HAMILTON: We have to wear shoes that have the right soles so they won't burn up and melt out there.

MULLEN: And if that doesn't sound scary enough...

HAMILTON: One of the things that's absolutely required of everyone on the fire line is a fire shelter and - just in case you get in a bad situation and you can't get out.

MULLEN: But she doesn't always have to leave her desk. When fire strikes, she says she'll get a call from a fire manager.

HAMILTON: I need to know what cultural resources are in this area 'cause this is where the fire is headed.

MULLEN: Hamilton can use a geographic information system, or GIS, to look at detailed maps of the area and get a better idea of what they're dealing with.

HAMILTON: Where are the known sites? What kind of sites are they?

MULLEN: It could be anything from early indigenous settlements to evidence of pioneers who migrated to the West on the Oregon Trail.
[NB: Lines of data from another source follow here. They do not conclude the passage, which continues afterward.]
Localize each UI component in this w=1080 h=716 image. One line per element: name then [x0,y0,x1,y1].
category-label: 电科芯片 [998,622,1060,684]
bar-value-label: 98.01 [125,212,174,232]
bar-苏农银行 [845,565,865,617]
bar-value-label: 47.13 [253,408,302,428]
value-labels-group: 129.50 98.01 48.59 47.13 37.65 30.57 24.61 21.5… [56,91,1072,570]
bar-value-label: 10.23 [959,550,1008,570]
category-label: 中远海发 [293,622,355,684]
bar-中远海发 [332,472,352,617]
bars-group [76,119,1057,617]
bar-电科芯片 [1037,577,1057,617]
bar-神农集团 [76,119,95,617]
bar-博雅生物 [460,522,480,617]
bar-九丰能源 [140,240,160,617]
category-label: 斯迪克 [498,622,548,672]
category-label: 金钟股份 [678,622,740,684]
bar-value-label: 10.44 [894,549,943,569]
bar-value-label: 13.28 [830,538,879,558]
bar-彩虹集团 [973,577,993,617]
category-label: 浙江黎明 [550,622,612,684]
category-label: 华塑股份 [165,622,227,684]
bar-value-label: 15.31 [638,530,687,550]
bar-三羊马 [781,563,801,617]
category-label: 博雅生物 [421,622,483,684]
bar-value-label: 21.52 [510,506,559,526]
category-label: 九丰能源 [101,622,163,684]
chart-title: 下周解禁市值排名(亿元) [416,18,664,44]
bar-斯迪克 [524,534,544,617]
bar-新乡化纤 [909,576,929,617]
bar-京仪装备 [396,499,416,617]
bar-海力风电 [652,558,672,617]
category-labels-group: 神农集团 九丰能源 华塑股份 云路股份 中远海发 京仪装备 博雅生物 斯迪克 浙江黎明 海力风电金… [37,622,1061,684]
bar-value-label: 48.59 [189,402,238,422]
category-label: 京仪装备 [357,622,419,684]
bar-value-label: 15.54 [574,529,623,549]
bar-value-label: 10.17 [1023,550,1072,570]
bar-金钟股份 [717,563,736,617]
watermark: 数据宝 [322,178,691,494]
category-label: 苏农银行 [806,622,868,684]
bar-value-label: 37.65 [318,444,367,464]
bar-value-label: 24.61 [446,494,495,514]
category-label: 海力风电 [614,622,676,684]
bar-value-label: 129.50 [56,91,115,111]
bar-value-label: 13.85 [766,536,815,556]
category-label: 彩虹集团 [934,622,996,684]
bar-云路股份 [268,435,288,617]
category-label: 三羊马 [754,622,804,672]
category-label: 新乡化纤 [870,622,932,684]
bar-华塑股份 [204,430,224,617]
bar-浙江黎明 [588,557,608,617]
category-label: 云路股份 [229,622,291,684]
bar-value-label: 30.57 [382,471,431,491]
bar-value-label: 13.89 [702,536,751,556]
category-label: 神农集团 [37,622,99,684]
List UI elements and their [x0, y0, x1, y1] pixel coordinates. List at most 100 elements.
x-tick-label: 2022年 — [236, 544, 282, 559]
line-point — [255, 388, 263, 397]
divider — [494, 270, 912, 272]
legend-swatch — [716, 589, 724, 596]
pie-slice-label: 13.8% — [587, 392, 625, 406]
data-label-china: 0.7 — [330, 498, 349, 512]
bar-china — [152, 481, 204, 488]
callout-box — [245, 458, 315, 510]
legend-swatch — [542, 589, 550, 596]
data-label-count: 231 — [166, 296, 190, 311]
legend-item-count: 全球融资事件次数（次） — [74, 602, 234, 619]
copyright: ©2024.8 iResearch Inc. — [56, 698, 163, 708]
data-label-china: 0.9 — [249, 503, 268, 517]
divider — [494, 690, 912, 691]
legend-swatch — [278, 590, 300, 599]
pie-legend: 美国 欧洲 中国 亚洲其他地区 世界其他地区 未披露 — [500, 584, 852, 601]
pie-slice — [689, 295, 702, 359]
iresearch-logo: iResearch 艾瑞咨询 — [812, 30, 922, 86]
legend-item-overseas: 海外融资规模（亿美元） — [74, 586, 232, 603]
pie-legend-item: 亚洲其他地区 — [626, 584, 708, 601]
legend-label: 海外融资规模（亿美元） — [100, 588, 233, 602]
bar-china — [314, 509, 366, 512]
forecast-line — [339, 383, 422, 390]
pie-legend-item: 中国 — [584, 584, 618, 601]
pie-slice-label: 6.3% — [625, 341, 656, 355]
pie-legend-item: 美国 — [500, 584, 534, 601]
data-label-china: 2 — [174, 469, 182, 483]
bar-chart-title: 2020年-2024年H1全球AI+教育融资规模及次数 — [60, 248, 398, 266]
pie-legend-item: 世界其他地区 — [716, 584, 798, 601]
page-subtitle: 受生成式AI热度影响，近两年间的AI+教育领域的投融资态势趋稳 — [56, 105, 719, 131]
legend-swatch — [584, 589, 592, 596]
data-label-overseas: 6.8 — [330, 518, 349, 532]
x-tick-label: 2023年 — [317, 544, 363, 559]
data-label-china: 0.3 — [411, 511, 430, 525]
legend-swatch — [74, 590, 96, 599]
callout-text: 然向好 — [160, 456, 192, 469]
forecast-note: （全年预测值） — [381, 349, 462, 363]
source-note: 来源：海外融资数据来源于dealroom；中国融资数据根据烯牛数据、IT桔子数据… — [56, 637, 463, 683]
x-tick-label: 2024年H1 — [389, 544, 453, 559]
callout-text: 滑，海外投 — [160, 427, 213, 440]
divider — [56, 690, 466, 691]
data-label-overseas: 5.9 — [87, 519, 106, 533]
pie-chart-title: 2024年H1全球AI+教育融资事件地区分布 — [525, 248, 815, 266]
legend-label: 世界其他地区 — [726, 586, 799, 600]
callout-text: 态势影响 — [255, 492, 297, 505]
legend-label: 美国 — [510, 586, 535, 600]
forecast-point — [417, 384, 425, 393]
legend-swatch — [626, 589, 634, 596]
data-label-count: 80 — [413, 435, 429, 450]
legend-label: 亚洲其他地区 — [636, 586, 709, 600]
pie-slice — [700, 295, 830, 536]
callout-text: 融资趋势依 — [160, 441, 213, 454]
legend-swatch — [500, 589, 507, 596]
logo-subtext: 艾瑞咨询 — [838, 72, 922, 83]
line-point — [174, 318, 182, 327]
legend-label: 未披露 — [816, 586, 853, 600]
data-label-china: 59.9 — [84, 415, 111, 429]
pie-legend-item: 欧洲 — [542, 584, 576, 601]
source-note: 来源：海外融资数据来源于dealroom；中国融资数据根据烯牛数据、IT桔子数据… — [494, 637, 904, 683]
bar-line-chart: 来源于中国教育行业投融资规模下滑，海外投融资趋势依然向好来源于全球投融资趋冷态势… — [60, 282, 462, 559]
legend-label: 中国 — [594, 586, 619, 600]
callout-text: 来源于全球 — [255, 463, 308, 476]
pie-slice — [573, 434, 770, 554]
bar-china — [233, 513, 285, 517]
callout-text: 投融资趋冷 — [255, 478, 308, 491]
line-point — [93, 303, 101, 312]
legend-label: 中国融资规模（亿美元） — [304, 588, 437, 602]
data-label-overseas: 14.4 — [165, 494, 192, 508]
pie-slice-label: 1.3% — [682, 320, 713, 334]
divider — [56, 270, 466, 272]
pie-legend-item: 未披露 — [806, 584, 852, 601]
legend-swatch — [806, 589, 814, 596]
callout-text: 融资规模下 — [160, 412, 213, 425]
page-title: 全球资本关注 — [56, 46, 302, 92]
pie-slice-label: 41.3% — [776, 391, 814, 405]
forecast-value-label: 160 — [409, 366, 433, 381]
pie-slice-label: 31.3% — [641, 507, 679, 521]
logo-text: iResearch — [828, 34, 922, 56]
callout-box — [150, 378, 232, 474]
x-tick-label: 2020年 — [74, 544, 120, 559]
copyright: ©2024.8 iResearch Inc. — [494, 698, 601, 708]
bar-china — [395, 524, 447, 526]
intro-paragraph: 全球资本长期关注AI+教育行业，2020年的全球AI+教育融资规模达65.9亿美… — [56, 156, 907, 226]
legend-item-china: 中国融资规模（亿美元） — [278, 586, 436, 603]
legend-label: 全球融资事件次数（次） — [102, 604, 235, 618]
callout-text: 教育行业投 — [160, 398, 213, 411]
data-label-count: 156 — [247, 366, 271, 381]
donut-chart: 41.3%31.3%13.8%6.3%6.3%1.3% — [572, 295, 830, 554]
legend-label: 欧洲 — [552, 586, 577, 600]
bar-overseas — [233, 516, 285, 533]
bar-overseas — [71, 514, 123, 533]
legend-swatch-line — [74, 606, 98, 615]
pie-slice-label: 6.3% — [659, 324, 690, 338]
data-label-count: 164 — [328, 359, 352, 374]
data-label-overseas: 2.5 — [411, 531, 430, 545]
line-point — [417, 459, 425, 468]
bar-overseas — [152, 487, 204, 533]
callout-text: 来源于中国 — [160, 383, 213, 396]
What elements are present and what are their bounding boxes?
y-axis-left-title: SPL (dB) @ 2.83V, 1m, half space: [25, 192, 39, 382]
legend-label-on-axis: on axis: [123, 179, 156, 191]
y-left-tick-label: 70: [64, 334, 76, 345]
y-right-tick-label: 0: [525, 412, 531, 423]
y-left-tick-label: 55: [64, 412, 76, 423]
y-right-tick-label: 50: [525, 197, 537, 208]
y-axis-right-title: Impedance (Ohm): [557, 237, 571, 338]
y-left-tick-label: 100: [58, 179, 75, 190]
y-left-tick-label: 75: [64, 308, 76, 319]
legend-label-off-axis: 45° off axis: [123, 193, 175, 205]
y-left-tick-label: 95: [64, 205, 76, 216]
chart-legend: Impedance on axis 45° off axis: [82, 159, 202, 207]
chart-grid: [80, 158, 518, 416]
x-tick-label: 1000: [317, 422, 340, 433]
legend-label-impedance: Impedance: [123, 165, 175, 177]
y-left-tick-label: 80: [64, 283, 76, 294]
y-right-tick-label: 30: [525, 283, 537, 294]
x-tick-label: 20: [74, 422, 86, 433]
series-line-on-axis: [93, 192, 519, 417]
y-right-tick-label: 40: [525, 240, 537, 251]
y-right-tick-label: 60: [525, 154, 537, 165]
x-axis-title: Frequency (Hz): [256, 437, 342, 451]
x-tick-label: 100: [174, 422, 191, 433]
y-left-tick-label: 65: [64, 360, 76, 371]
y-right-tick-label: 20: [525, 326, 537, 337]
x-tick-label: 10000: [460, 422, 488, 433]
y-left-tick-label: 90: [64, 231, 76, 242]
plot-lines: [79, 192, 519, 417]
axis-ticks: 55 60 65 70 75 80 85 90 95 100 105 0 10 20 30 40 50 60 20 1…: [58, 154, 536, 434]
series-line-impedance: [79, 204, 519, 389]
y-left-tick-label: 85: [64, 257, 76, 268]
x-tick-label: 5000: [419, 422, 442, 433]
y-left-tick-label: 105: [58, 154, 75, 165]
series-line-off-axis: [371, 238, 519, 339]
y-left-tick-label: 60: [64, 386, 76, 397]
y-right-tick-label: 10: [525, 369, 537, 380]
HAMILTON: Those kinds of sites would be like a cabin, anything with organic components like wood or bone, that sort of thing. We have a lot of historic sites that are combustible.

MULLEN: If she can answer those questions using GIS, Hamilton stays put. In the end, wildfires aren't always a bad thing for archaeology. Hamilton says sometimes instead of destroying artifacts, fire reveals them.

HAMILTON: There's tons of things out there. People lived all over the place, but you might have, you know, a foot of pine duff, and you can't see what's under that until a fire goes through and burns it up.